One of my favorite things about the being on the Baja Peninsula is fish tacos, I love the simplicity of side toppings and the fresh fish. Sometimes I think we try and cram too much into our tacos at home… Seasoned ground beef, Cheese, Sour Cream, Pico de Gallo, Lettuce, Heavy, Clunky etc etc. The beauty of the tacos down here is the restraint, which keeps them light, fresh, and easy to eat. Here are a few examples of the taco fillings I’ve found here in Baja.
Pickled Red Onions
1 Onion Sliced into thin rings, 1 cup light vinegar or enough to cover the onions, you can use rice, cider, or white wine vinegar. 2 Tbl. Sugar, 1 Tsp salt, then anything else like garlic or peppers you would like to add although these things aren’t crucial and I seldom try to put too much in to these onions. Heat the vinegar with sugar and salt on the stove once the sugar and salt are dissolved turn off the stove and drop in your thinly sliced onions. When the mixture comes to room temperature put into a container and refrigerate until taco day.

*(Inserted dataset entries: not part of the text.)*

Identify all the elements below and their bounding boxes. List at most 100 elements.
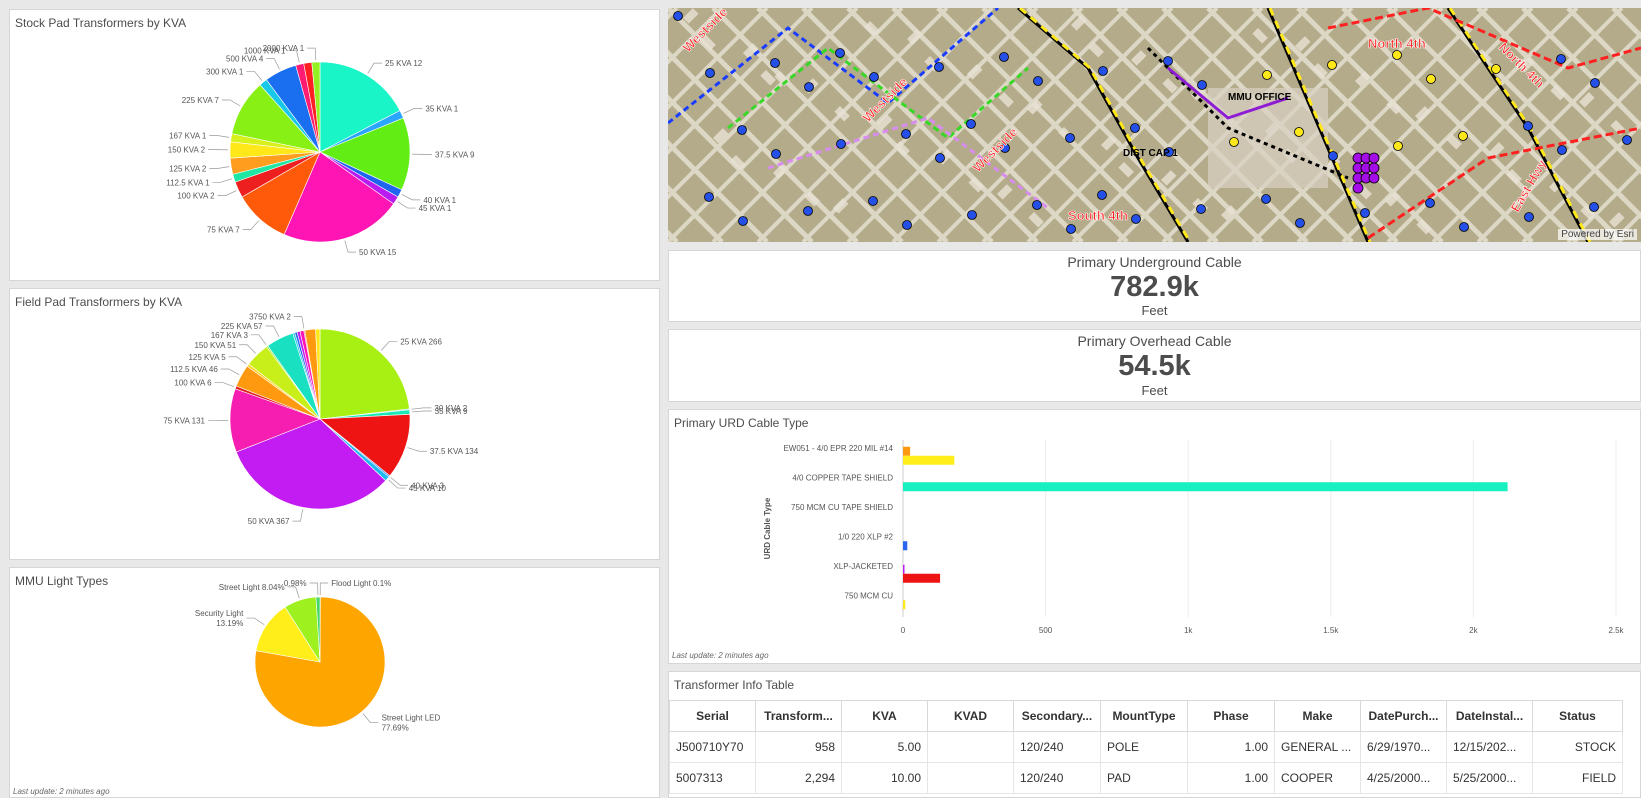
map-point[interactable] xyxy=(836,139,846,149)
map-point[interactable] xyxy=(1033,76,1043,86)
field-pie-label: 35 KVA 9 xyxy=(435,407,468,416)
map-point[interactable] xyxy=(1425,198,1435,208)
stock-pie-leader xyxy=(307,47,317,61)
urd-bar[interactable] xyxy=(903,446,911,456)
map-point[interactable] xyxy=(1065,133,1075,143)
map-point[interactable] xyxy=(737,125,747,135)
table-row[interactable]: J500710Y70 958 5.00 120/240 POLE 1.00 GENERAL … xyxy=(669,731,1623,763)
map-point[interactable] xyxy=(934,62,944,72)
stock-pie-label: 500 KVA 4 xyxy=(226,55,264,64)
map-point[interactable] xyxy=(804,82,814,92)
table-header-cell[interactable]: KVAD xyxy=(927,700,1014,732)
map-point[interactable] xyxy=(1393,141,1403,151)
stock-pie-label: 150 KVA 2 xyxy=(168,146,206,155)
urd-bar[interactable] xyxy=(903,564,905,574)
map-point[interactable] xyxy=(1368,162,1380,174)
map-point[interactable] xyxy=(999,52,1009,62)
table-cell: 2,294 xyxy=(755,762,842,794)
map-point[interactable] xyxy=(1523,121,1533,131)
table-header-cell[interactable]: Make xyxy=(1274,700,1361,732)
map-point[interactable] xyxy=(1163,56,1173,66)
map-point[interactable] xyxy=(1262,70,1272,80)
table-header-cell[interactable]: KVA xyxy=(841,700,928,732)
transformer-table: Serial Transform... KVA KVAD Secondary... Mou… xyxy=(669,700,1623,794)
map-point[interactable] xyxy=(1327,60,1337,70)
map-point[interactable] xyxy=(1261,194,1271,204)
map-point[interactable] xyxy=(1098,66,1108,76)
light-pie-leader xyxy=(287,586,300,599)
table-header-cell[interactable]: Transform... xyxy=(755,700,842,732)
map-point[interactable] xyxy=(1352,182,1364,194)
field-pie-label: 75 KVA 131 xyxy=(163,417,205,426)
map-point[interactable] xyxy=(1426,74,1436,84)
map-point[interactable] xyxy=(704,192,714,202)
urd-cable-panel: Primary URD Cable Type 0 500 1k 1.5k 2k 2.5k E… xyxy=(668,409,1641,664)
table-header-cell[interactable]: Phase xyxy=(1187,700,1275,732)
map-point[interactable] xyxy=(835,48,845,58)
map-point[interactable] xyxy=(1622,135,1632,145)
map-point[interactable] xyxy=(966,119,976,129)
urd-bar[interactable] xyxy=(903,573,941,583)
field-pie-slice[interactable] xyxy=(319,328,410,420)
stock-pie-label: 300 KVA 1 xyxy=(206,67,244,76)
map-point[interactable] xyxy=(902,220,912,230)
map-point[interactable] xyxy=(1130,123,1140,133)
map-point[interactable] xyxy=(1368,152,1380,164)
urd-bar[interactable] xyxy=(903,541,908,551)
urd-bar[interactable] xyxy=(903,455,955,465)
map-point[interactable] xyxy=(1066,224,1076,234)
map-point[interactable] xyxy=(1556,54,1566,64)
map-point[interactable] xyxy=(1557,145,1567,155)
stock-pie-leader xyxy=(209,166,230,169)
map-point[interactable] xyxy=(803,206,813,216)
map-canvas[interactable]: WestsideWestsideWestsideNorth 4th North 4… xyxy=(668,8,1641,242)
map-point[interactable] xyxy=(1360,208,1370,218)
stock-pie-leader xyxy=(367,62,383,74)
urd-y-axis-title: URD Cable Type xyxy=(763,497,772,559)
map-point[interactable] xyxy=(1032,200,1042,210)
stock-pie-label: 167 KVA 1 xyxy=(169,131,207,140)
map-point[interactable] xyxy=(1229,137,1239,147)
urd-bar[interactable] xyxy=(903,482,1508,492)
map-point[interactable] xyxy=(770,58,780,68)
map-point[interactable] xyxy=(1589,202,1599,212)
map-point[interactable] xyxy=(1197,80,1207,90)
map-point[interactable] xyxy=(1524,212,1534,222)
map-label: South 4th xyxy=(1068,208,1128,223)
map-point[interactable] xyxy=(1328,151,1338,161)
table-header-cell[interactable]: MountType xyxy=(1100,700,1188,732)
light-pie-leader xyxy=(309,582,319,596)
map-point[interactable] xyxy=(1491,64,1501,74)
map-point[interactable] xyxy=(673,11,683,21)
map-point[interactable] xyxy=(705,68,715,78)
table-header-cell[interactable]: Secondary... xyxy=(1013,700,1101,732)
table-header-cell[interactable]: Status xyxy=(1532,700,1623,732)
map-point[interactable] xyxy=(1295,218,1305,228)
map-point[interactable] xyxy=(967,210,977,220)
table-header-cell[interactable]: DateInstal... xyxy=(1446,700,1533,732)
map-point[interactable] xyxy=(868,196,878,206)
map-point[interactable] xyxy=(1196,204,1206,214)
table-header-cell[interactable]: DatePurch... xyxy=(1360,700,1447,732)
map-point[interactable] xyxy=(1097,190,1107,200)
table-cell: 6/29/1970... xyxy=(1360,731,1447,763)
map-point[interactable] xyxy=(771,149,781,159)
map-point[interactable] xyxy=(901,129,911,139)
map-point[interactable] xyxy=(1368,172,1380,184)
map-point[interactable] xyxy=(738,216,748,226)
map-point[interactable] xyxy=(1458,131,1468,141)
map-point[interactable] xyxy=(1459,222,1469,232)
urd-bar[interactable] xyxy=(903,600,906,610)
table-row[interactable]: 5007313 2,294 10.00 120/240 PAD 1.00 COOPER 4/2… xyxy=(669,762,1623,794)
map-point[interactable] xyxy=(1392,50,1402,60)
urd-category-label: EW051 - 4/0 EPR 220 MIL #14 xyxy=(783,444,893,453)
table-cell: 1.00 xyxy=(1187,731,1275,763)
map-point[interactable] xyxy=(1131,214,1141,224)
map-view[interactable]: Westside Westside Westside North 4th North 4… xyxy=(668,8,1641,242)
table-header-cell[interactable]: Serial xyxy=(669,700,756,732)
map-point[interactable] xyxy=(1590,78,1600,88)
field-pad-pie-chart: 25 KVA 26630 KVA 235 KVA 937.5 KVA 13440… xyxy=(163,313,478,527)
map-point[interactable] xyxy=(935,153,945,163)
map-point[interactable] xyxy=(869,72,879,82)
map-point[interactable] xyxy=(1294,127,1304,137)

Take one or two RIPE avocados depending on size, I like Hass Avocados, put them into your food processor add a Tbl. of lime juice and whirl until smooth, then add more or less a 1/2 cup of heavy cream until the crema is the consistency of a ranch salad dressing it should taste more like avocado than cream, then salt and pepper to taste. You can add a little hot sauce or sour cream if you like, but I’d rather leave it out and those that want hot sauce or sour cream can simply put it straight on their own tacos.
This is a love it or hate it herb, I love it and simple torn leaves of this on my taco is a great addition! 1 bunch washed, shaken dry and chopped very coarsely will serve quit a few folks.

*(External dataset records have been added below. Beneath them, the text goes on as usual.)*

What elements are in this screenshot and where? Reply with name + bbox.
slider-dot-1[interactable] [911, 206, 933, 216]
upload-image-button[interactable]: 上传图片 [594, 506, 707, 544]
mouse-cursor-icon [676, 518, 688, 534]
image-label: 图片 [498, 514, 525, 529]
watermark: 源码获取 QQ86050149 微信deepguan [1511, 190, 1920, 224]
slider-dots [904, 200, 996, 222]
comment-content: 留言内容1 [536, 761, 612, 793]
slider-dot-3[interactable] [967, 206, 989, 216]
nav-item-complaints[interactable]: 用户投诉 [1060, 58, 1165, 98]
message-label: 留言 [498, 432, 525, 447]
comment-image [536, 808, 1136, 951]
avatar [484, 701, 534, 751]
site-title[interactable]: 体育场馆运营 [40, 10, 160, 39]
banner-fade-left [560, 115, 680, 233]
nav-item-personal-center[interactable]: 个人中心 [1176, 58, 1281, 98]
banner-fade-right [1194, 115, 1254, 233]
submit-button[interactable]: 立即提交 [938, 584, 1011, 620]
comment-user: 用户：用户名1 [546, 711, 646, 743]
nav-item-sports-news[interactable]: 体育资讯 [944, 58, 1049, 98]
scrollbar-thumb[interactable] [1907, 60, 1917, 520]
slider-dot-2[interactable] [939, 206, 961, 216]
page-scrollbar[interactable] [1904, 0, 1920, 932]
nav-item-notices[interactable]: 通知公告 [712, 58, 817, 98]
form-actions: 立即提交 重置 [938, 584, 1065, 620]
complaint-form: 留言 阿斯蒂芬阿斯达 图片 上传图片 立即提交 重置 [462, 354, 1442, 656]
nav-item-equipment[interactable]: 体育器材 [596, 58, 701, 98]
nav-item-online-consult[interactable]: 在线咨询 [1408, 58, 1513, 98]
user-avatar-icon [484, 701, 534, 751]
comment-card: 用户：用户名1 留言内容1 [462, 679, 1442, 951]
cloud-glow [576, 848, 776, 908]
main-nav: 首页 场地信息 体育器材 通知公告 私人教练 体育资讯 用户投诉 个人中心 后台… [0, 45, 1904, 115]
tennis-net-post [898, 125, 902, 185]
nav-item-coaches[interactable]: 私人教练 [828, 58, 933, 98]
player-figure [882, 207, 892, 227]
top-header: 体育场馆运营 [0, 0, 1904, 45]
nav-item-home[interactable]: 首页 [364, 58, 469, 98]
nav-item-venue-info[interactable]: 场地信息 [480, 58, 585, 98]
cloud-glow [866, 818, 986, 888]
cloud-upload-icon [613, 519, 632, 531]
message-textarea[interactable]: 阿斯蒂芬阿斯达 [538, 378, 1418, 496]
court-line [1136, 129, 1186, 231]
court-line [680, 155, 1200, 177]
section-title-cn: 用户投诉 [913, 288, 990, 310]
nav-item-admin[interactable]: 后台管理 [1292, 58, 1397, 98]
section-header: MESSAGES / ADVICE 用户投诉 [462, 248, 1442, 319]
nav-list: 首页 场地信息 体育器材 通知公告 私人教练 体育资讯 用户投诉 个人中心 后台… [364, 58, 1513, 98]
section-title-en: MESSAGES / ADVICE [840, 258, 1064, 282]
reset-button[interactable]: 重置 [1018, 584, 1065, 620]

Thin sliced green cabbage adds such a wonderful crunch and freshness to tacos, I like it much better than lettuce which tends to get soggy so quickly. You won’t need much cabbage, and fortunately grocery stores often will offer it in a half head. Simply slice the cabbage as thin as you can and offer as a topping.
Pico de Gallo
Traditionally Pico de Gallo is a kinda rough chopped salsa of White Onion, Tomatoes, and Jalapenos, with cilantro and green onions. I have some spice & cilantro sensitive people in my tribe so I’m providing a less spicy version recipe. One White Onion finely chopped, two tomatoes seeded and chopped, 1 Poblano pepper seeded and chopped, Three green onions chopped finely, a dash of olive oil, salt and pepper to taste. Replacing the Jalapeno with Poblano will cut down the heat factor, but still give you the colors and pepper flavors of Baja.

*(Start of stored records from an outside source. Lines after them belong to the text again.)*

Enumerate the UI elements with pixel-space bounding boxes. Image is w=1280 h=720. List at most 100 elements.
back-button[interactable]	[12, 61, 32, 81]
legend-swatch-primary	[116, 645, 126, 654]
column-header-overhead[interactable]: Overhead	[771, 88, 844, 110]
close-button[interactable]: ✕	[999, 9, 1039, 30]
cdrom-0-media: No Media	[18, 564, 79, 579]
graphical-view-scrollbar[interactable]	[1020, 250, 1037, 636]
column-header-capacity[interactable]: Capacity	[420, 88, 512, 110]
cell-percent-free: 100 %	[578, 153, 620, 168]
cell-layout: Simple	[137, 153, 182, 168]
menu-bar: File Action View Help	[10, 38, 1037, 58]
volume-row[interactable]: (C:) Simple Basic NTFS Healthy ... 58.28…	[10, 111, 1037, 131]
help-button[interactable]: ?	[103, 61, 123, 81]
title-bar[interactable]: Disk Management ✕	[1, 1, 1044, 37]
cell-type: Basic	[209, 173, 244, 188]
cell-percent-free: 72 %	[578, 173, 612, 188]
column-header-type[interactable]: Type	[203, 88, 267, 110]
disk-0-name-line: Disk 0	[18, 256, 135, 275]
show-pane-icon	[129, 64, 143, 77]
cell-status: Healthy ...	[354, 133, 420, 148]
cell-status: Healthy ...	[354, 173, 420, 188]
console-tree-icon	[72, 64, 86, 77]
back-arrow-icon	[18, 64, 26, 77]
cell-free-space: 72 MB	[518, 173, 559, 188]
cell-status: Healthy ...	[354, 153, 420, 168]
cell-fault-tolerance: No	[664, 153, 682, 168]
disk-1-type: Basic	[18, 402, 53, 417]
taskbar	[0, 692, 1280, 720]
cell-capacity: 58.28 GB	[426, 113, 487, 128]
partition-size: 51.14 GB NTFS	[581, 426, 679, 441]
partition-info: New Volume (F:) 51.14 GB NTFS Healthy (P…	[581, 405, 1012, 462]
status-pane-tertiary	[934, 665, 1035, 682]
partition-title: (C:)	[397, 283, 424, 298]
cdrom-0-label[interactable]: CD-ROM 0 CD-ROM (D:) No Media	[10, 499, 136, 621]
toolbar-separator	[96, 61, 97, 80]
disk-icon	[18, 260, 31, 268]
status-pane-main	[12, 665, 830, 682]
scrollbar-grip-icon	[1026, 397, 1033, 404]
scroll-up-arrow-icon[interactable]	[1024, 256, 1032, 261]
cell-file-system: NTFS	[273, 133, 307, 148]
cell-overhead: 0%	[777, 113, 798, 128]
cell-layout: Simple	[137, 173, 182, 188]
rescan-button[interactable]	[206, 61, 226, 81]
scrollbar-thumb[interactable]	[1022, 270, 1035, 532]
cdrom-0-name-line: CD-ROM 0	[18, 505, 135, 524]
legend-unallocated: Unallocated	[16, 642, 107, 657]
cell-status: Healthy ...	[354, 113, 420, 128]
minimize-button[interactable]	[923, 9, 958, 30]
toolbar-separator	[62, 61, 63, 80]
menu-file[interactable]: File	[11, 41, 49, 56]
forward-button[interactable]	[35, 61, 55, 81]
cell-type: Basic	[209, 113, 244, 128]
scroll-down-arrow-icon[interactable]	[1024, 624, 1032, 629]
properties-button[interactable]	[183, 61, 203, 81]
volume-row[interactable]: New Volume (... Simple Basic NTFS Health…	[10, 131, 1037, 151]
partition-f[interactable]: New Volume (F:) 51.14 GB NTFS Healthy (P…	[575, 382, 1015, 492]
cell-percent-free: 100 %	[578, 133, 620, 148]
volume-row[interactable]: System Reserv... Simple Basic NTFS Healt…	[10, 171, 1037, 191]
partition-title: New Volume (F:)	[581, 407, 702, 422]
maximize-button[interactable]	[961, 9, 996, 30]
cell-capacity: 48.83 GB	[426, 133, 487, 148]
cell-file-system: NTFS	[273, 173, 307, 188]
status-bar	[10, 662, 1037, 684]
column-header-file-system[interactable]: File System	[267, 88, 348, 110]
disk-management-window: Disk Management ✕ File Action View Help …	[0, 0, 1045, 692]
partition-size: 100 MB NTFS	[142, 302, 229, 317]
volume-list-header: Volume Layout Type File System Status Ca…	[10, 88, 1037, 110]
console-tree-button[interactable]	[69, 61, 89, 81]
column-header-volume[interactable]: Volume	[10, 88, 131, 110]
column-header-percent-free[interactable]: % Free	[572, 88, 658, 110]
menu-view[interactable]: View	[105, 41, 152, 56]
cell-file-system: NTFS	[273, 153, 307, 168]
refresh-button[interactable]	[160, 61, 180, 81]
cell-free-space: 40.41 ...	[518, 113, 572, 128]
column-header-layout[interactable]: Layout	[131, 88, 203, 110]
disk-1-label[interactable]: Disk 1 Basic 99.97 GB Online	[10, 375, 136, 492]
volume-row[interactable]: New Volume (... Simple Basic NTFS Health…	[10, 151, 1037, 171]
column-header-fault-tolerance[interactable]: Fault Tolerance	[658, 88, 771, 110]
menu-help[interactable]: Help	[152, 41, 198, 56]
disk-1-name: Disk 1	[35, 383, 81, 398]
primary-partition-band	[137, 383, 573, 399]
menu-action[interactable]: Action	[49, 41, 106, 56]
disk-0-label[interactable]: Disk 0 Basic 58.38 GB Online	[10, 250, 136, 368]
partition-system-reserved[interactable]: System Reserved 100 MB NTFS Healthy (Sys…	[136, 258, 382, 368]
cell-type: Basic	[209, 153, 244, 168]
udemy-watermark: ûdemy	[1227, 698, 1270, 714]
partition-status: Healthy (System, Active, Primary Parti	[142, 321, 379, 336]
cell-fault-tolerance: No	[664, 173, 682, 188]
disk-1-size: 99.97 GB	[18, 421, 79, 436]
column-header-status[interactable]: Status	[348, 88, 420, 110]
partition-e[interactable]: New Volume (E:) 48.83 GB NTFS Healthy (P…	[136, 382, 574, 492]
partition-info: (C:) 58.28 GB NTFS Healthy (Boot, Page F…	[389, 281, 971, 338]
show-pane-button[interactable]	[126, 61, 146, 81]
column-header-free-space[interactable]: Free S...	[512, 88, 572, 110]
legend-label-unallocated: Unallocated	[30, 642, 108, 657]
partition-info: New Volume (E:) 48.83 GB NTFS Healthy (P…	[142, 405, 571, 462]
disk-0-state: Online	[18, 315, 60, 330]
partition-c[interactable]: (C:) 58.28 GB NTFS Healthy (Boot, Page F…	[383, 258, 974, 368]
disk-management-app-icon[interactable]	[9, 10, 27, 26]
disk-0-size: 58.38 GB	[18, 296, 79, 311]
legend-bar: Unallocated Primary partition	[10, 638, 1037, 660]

Everyone has their favorites and some make their own but for tacos I like the Pico Pica brand line of sauces they have both red and green and range from mild to hot, they’re a little chunkier than others and I like the color and flavor.
It is always nice to keep a couple limes in the fridge, wether to put in your beer or squeeze on your taco, Lime juice really brightens up a taco!
Traditional Fish tacos in Baja are battered and deep fried however you can get them grilled or seared and for at home I think pan seared is the most convenient. Living in the Pacific NW one of the best fish for fish tacos is fresh rockfish but you can use anything including shrimp, I know you can get tilapia readily however most of it is farm raised in PRC (peoples republic of China) and not fresh caught on our own coast. Once you get the fish filet home, check it for bones, remove any you find, then lightly season with salt and pepper, and sear on a medium high heat in a non stick pan until the fish is just cooked through. Once cooked slice into strips for tacos
There are so many options these days get what you want, for me I prefer a smaller corn tortilla wrapped in foil and heated on the grill or in the oven until I’m ready to assemble my taco.
I hope you all are having a great start to summer, and that there are a ton of tacos in your future!